Comme l’indique sans équivoque le rapport, certains constats et leçons sont ressortis.
En tout premier lieu : Les décisions de financement peuvent se prendre de façon différente. Près de la moitié des fonds admissibles ont décidé de ne pas demander de financement, après avoir évalué leur position dans le contexte des besoins en ressources et des priorités des autres fonds. Voilà une preuve concrète qu’une démarche qui repose sur la confiance mutuelle et la collaboration peut engendrer des résultats différents et plus puissants pour l’atteinte de nos objectifs communs.
Il est essentiel de s’appuyer sur les réseaux existants pour instaurer la confiance et la collaboration : Le modèle Avancer/Reculer a été rendu possible grâce à des années de travail de renforcement de l’esprit communautaire réalisé par Prospera – International Network of Women’s Funds et de nombreux autres membres de l’écosystème du financement féministe. Sans le leadership, l’exemple et la volonté d’innover de nos pairs, des efforts tels que le premier cycle du volet de financement Activer (qui nous poussent à nous dépasser et à mettre à profit notre pouvoir collectif) n’auraient pas été possibles.
Il est essentiel de travailler avec une interlocutrice ou un interlocuteur de confiance pour réussir : Nous avons grandement bénéficié de la présence d’une responsable de programme du Fonds Égalité, Fadekemi (Kemi) Akinfaderin, qui était une membre connue et respectée du milieu des fonds féministes.
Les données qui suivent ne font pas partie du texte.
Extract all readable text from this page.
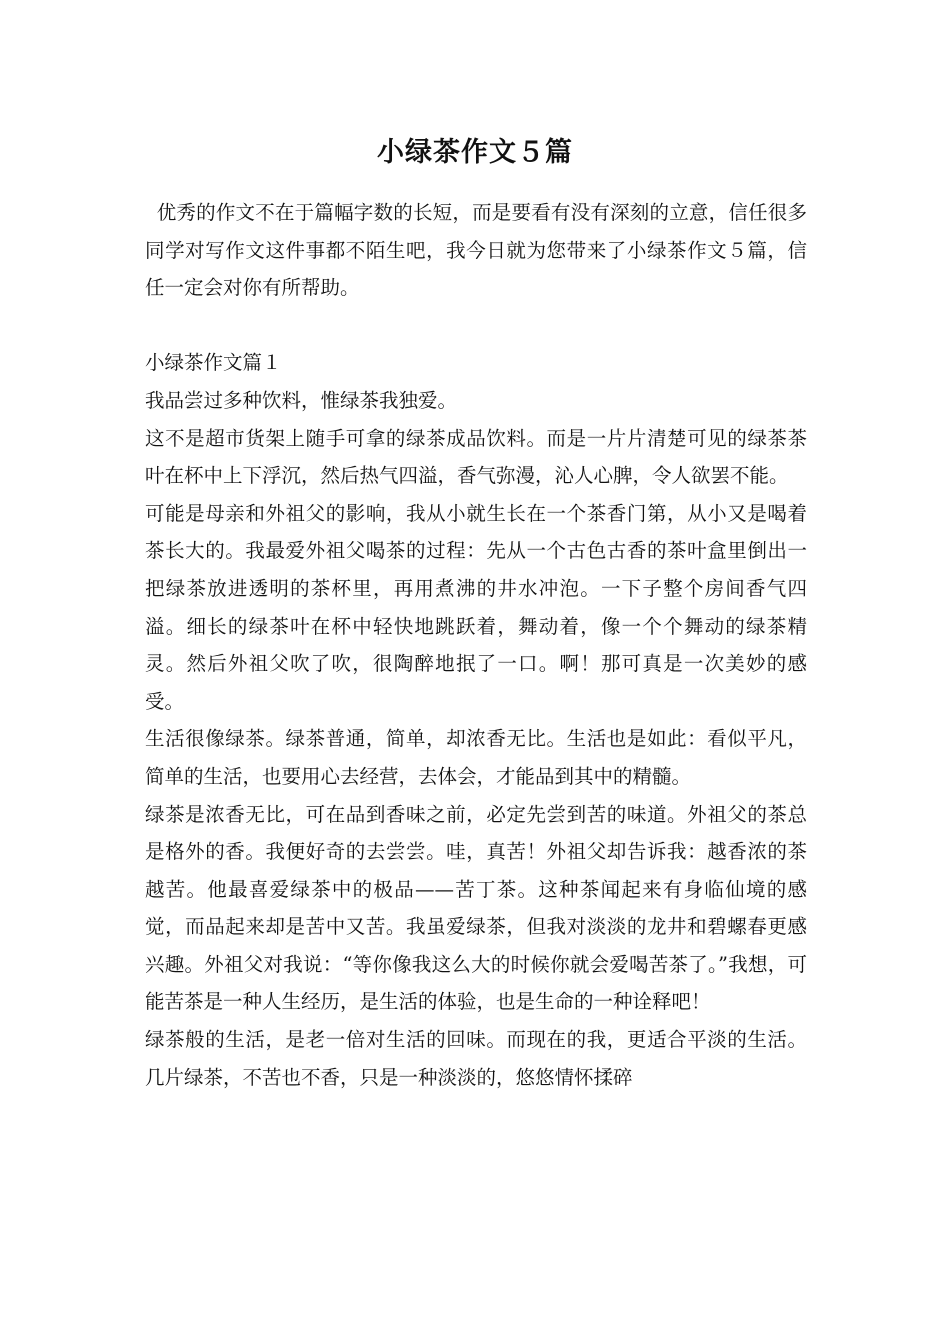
小绿茶作文５篇

优秀的作文不在于篇幅字数的长短，而是要看有没有深刻的立意，信任很多同学对写作文这件事都不陌生吧，我今日就为您带来了小绿茶作文５篇，信任一定会对你有所帮助。

小绿茶作文篇１

我品尝过多种饮料，惟绿茶我独爱。

这不是超市货架上随手可拿的绿茶成品饮料。而是一片片清楚可见的绿茶茶叶在杯中上下浮沉，然后热气四溢，香气弥漫，沁人心脾，令人欲罢不能。

可能是母亲和外祖父的影响，我从小就生长在一个茶香门第，从小又是喝着茶长大的。我最爱外祖父喝茶的过程：先从一个古色古香的茶叶盒里倒出一把绿茶放进透明的茶杯里，再用煮沸的井水冲泡。一下子整个房间香气四溢。细长的绿茶叶在杯中轻快地跳跃着，舞动着，像一个个舞动的绿茶精灵。然后外祖父吹了吹，很陶醉地抿了一口。啊！那可真是一次美妙的感受。

生活很像绿茶。绿茶普通，简单，却浓香无比。生活也是如此：看似平凡，简单的生活，也要用心去经营，去体会，才能品到其中的精髓。

绿茶是浓香无比，可在品到香味之前，必定先尝到苦的味道。外祖父的茶总是格外的香。我便好奇的去尝尝。哇，真苦！外祖父却告诉我：越香浓的茶越苦。他最喜爱绿茶中的极品——苦丁茶。这种茶闻起来有身临仙境的感觉，而品起来却是苦中又苦。我虽爱绿茶，但我对淡淡的龙井和碧螺春更感兴趣。外祖父对我说：“等你像我这么大的时候你就会爱喝苦茶了。”我想，可能苦茶是一种人生经历，是生活的体验，也是生命的一种诠释吧！

绿茶般的生活，是老一倍对生活的回味。而现在的我，更适合平淡的生活。几片绿茶，不苦也不香，只是一种淡淡的，悠悠情怀揉碎
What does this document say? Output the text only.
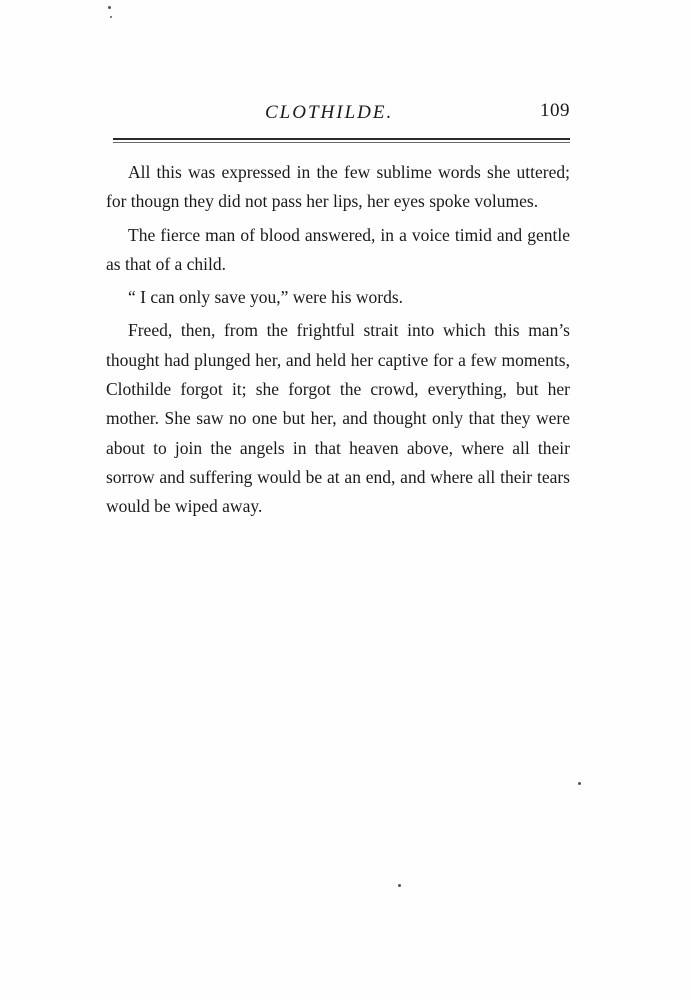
CLOTHILDE.	109

All this was expressed in the few sublime words she uttered; for thougn they did not pass her lips, her eyes spoke volumes.

The fierce man of blood answered, in a voice timid and gentle as that of a child.

“ I can only save you,” were his words.

Freed, then, from the frightful strait into which this man’s thought had plunged her, and held her captive for a few moments, Clothilde forgot it; she forgot the crowd, everything, but her mother. She saw no one but her, and thought only that they were about to join the angels in that heaven above, where all their sorrow and suffering would be at an end, and where all their tears would be wiped away.
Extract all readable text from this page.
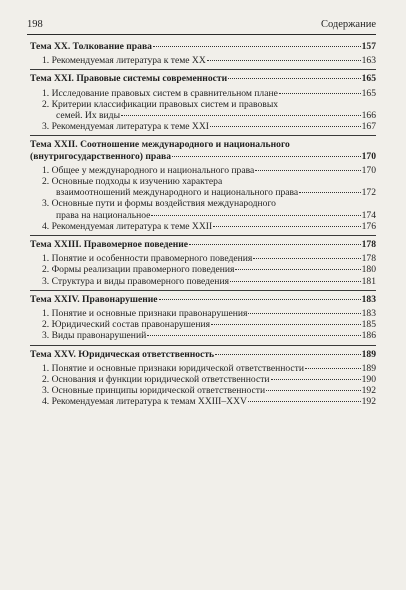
198	Содержание
Тема XX. Толкование права	157
1. Рекомендуемая литература к теме XX	163
Тема XXI. Правовые системы современности	165
1. Исследование правовых систем в сравнительном плане	165
2. Критерии классификации правовых систем и правовых
семей. Их виды	166
3. Рекомендуемая литература к теме XXI	167
Тема XXII. Соотношение международного и национального
(внутригосударственного) права	170
1. Общее у международного и национального права	170
2. Основные подходы к изучению характера
взаимоотношений международного и национального права	172
3. Основные пути и формы воздействия международного
права на национальное	174
4. Рекомендуемая литература к теме XXII	176
Тема XXIII. Правомерное поведение	178
1. Понятие и особенности правомерного поведения	178
2. Формы реализации правомерного поведения	180
3. Структура и виды правомерного поведения	181
Тема XXIV. Правонарушение	183
1. Понятие и основные признаки правонарушения	183
2. Юридический состав правонарушения	185
3. Виды правонарушений	186
Тема XXV. Юридическая ответственность	189
1. Понятие и основные признаки юридической ответственности	189
2. Основания и функции юридической ответственности	190
3. Основные принципы юридической ответственности	192
4. Рекомендуемая литература к темам XXIII–XXV	192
L’idée pour les fonds de se retirer volontairement d’un financement n’aurait pas été accueillie avec autant d’ouverture sans les liens profonds de cette personne avec le milieu et sa crédibilité. Les dirigeants qui sont respectés et intègres rendent le changement réel possible.
L’adhésion est un processus et un résultat : La mobilisation du milieu des fonds féministes dès le début et tout au long du processus participatif a renforcé la solidarité entre les fonds et a permis à des fonds diversifiés de recevoir des ressources, dont 10 fonds nationaux et sept fonds créés il y a moins de cinq ans. Pour que l’adhésion ne soit pas qu’un beau concept, mais un résultat concret, il est nécessaire de faire preuve d’un engagement et d’une intention sans failles.
Il est essentiel de repousser les limites des paramètres actuels du financement pour faciliter l’innovation en matière d’octroi de subventions. Nous devons continuer à plaider en faveur d’un financement offert par les programmes d’aide internationale des gouvernements qui tienne compte de modèles d’octroi de subventions participatif et réponde mieux aux besoins et aux réalités des mouvements féministes à l’échelle mondiale. À long terme, cela signifie que les gouvernements doivent adopter des politiques et des pratiques de financement qui libèrent les valeurs féministes, plutôt que d’aller à leur encontre. Un élément essentiel de cette démarche est d’investir directement dans des organisations du Sud dirigées par des femmes, des filles et des personnes transgenres, car cela garantit que les ressources sont placées entre les mains de celles qui sont à l’origine du changement. Il s’agit d’un long parcours dans lequel de nombreux fonds de notre milieu se sont déjà engagés et qui nécessite le type de financement souple rendu possible par le volet Activer.
Les définitions traditionnelles du risque constituent des obstacles au financement féministe. Pour pouvoir financer de manière solide les mouvements féministes nouveaux ou manquant de ressources qui œuvrent dans des contextes sociopolitiques marqués par des restrictions à la liberté, nous devons réévaluer les cadres d’analyse des risques et nous concentrer sur la compréhension du risque lié au fait de ne pas pouvoir financer les agents de changement féministes clés. L’évaluation des risques est profondément ancrée dans le pouvoir; si nous voulons transférer le pouvoir, nous devons dès le départ modifier la définition même du risque.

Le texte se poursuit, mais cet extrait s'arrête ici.